Muchas cosas pasaron
desde entonces. Desde este banco pude ver cómo un carro atropellaba
el hijo del médico y su cajón saliendo en marcha fúnebre al día
siguiente, vi al mismo doctor caminar borracho apoyándose en las
paredes y escupiendo al piso cada vez que pasaba frente a la
parroquia. También bajó por esta calle la mujer del comisario,
corriendo de la mano del ladrón recién liberado, y lo mismo hizo el
comisario en persona pero horas después, lloraba el infeliz.
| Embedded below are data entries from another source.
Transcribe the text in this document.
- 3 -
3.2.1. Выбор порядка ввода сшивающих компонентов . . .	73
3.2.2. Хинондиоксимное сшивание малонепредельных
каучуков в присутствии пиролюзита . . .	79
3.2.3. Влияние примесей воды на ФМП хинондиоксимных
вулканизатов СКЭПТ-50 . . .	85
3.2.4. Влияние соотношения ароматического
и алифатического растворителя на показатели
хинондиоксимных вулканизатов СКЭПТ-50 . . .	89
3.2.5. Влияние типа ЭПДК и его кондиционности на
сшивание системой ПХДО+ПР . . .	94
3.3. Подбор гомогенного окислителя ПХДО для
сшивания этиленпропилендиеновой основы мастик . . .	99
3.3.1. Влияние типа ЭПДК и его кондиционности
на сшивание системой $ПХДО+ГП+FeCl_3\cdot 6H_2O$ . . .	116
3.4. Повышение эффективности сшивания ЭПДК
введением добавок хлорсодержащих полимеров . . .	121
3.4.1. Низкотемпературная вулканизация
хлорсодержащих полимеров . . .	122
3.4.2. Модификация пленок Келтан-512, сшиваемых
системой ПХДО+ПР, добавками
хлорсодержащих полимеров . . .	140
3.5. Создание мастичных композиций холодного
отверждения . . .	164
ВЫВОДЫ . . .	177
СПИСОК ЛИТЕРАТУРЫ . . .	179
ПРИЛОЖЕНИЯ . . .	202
Sentí
la nevada de 1979 y oí los cañonazos el verano siguiente, cuando la
iglesia se quedó sin una de sus torres. En este tiempo el padre
abrió, entró, salió y cerró las puertas, día tras día.
No pude hacerlo, no
pude. Ayer venía decidido, como nunca, o tal vez sólo como esa otra
vez en que salió la muchacha tapándose la cara y arreglándose la
ropa. Me acuerdo que se me puso la cabeza en blanco y pensé que ése
era el momento, pero el cura no atravesó la puerta esa noche, como
tampoco lo hizo anoche, al menos no caminando. Me quedé esperando
por varias horas, ya habían terminado los valsecitos y sonaba esa
música rara como de violines. Cuando se estacionó el camioncito
negro de la funeraria me di cuenta que ya no tenía nada que hacer y
era mejor volver a casa. No pude pegar un ojo en toda la noche.
Regresé esta
mañana, con baterías nuevas en la radio a esperar que vuelvan a
arrastrarse las horas, que llegue el momento y pueda finalmente
cumplir con mi misión. Hay un muerto, pero ningún tiro ha sido
disparado. No es lo mismo. Tal vez cuando salga la pompa fúnebre, yo
lo haga a través de la madera, quizá pueda cumplir con lo pactado y
nadie tenga que venir a cobrarme, después de tanto tiempo, la deuda
de un trabajo no cumplido. Me tiemblan las manos, voy a armar mucho
alboroto con todas esas viejas llorando alrededor del cajón ¿y si
tampoco es hoy el día? Puedo esperar otro más, sólo otro más.
Quizás sea mejor subir mañana al cementerio, pedaleando despacio
para llegar a la tardecita y prender la radio, sentir el olor a
tierra suelta de la tumba y sentarme a escuchar unos valsecitos.